In the vast majority of cases, a developer writes code not for themself, but for their employer. An employer, in their turn, creates the product for an end user. So in fact, a developer writes code for an end user, who knows nothing about the code itself. User only cares about the product itself.
But some programmers develop an occupational disease that is perfectionism. And instead of thinking about the final product and users, a programmer starts to write the most reliable, beautiful, stable system, verified to the last symbol. Such a system has only one drawback: it will either never see the light of day, or it will blow all the deadlines and let your employer down.
So you must remember: working code is better than perfect code. Working code can be iteratively improved and perfected. Working code doesn't have to be presented to the public right away. If everything is ready and working, but there are a couple of days left before the deadline, this is the very moment to polish the result of one's work.

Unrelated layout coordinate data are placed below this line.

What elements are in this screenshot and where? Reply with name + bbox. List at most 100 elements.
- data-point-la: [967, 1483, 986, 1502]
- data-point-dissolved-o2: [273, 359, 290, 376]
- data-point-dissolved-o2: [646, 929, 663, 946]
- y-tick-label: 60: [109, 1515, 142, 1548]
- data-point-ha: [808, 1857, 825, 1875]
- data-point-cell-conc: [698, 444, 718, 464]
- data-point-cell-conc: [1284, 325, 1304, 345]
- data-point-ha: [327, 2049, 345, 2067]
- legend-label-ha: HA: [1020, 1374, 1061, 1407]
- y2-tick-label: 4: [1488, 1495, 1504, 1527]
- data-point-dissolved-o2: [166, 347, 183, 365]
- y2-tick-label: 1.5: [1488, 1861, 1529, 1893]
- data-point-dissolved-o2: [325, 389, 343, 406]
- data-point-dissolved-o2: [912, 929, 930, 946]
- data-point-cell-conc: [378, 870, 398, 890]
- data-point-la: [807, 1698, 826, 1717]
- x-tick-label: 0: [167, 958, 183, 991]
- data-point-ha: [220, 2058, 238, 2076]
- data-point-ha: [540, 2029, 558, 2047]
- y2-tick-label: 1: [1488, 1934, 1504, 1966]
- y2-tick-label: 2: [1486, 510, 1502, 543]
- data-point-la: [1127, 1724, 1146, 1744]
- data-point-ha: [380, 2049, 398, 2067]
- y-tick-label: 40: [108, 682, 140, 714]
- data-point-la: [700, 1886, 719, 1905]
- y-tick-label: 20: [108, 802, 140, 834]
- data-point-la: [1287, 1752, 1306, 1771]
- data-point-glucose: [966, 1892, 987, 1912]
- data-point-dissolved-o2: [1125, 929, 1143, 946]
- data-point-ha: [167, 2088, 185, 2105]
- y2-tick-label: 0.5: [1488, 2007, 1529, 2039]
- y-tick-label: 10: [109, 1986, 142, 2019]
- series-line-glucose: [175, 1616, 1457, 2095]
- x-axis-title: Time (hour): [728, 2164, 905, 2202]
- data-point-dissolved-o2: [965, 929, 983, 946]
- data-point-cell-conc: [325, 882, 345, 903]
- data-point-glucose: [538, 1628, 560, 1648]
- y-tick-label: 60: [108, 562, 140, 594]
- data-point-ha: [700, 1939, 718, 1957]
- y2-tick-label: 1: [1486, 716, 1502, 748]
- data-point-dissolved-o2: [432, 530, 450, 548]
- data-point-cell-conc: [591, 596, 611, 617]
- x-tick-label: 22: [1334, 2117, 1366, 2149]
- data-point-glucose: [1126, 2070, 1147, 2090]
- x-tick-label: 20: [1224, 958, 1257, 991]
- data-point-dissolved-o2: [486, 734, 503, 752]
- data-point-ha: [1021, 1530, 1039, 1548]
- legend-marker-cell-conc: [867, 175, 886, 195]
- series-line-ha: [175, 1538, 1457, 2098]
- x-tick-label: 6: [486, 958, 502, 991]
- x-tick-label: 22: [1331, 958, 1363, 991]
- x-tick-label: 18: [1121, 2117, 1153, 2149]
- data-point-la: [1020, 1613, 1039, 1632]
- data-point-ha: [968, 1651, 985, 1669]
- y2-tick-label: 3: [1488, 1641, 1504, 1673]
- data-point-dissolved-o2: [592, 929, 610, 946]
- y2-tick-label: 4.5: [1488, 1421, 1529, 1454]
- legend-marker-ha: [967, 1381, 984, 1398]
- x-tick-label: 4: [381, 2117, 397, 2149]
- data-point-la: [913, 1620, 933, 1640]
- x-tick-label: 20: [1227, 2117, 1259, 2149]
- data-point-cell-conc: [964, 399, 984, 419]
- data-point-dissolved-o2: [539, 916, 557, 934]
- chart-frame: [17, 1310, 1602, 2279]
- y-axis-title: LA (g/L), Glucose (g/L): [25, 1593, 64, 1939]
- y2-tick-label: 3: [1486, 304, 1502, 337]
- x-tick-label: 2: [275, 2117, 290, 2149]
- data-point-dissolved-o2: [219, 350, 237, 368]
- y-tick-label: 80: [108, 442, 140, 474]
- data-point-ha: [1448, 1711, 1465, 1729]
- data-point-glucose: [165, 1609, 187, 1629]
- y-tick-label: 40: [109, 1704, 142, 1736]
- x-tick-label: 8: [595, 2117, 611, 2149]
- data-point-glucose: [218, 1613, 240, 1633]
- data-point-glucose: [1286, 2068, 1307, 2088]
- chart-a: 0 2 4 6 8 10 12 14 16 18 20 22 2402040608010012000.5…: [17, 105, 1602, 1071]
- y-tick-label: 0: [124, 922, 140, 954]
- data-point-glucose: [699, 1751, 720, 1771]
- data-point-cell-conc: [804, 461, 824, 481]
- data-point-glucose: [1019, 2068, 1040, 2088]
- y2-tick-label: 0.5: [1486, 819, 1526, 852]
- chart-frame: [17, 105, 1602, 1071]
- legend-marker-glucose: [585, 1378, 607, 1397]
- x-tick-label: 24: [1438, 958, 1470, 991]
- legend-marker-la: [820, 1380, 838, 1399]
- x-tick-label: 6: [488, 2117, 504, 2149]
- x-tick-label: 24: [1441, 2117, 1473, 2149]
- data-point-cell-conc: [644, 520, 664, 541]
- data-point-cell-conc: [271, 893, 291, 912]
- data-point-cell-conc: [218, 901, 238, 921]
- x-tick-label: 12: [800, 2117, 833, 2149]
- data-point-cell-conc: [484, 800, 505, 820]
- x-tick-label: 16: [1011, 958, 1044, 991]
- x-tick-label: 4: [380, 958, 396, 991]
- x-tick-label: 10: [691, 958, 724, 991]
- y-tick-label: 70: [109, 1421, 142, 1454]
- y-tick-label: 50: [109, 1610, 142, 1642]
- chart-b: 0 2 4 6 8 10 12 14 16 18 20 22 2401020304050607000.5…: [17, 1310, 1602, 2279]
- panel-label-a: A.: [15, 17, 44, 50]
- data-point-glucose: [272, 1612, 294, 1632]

At this point, some programmers develop an occupational disease that is sloppiness. They begin to cut corners and make unnecessary compromises with themself in every conceivable and unthinkable way. The result of this approach will work, but it has a chance to embarrass both the programmer and the employer, as well as frustrate the end user and make future code changes as difficult as possible.
The solution to this dilemma lies in balance. A good professional remembers who they write code for. But they also have internal standards and principles that, even under the tightest of time constraints, will prevent them from creating an embarrassing monster.
You have to learn to understand business, because business makes money and pays your salary. At the same time, you should not blindly do what business says.
Imagine that you are a doctor and the patient is the business. The patient demands that you stop pointlessly washing your hands in preparation for surgery because it takes too much time. But the doctor doesn't have to comply with such demands. They are a professional; they know the risks of infection hazards better than the patient. It would be unprofessional to submit to the patient's will.
When applying for a job, you should definitely ask what the code quality standards are at that company. They may be more demanding or less, may be checked through code reviews or automatically, everyone has it differently. It's good when such standards exist, it's bad when they don't.
If a programmer is working on code alone, it is especially important for them to have their own quality standards, since there is no one to check it. If these standards still don't exist, it is necessary to create them, and there are many articles and books for this purpose.
Such standards can save you from two extremes: keep you from slacking off and limit your perfectionism. Anything that fits under these rules can be accepted as is.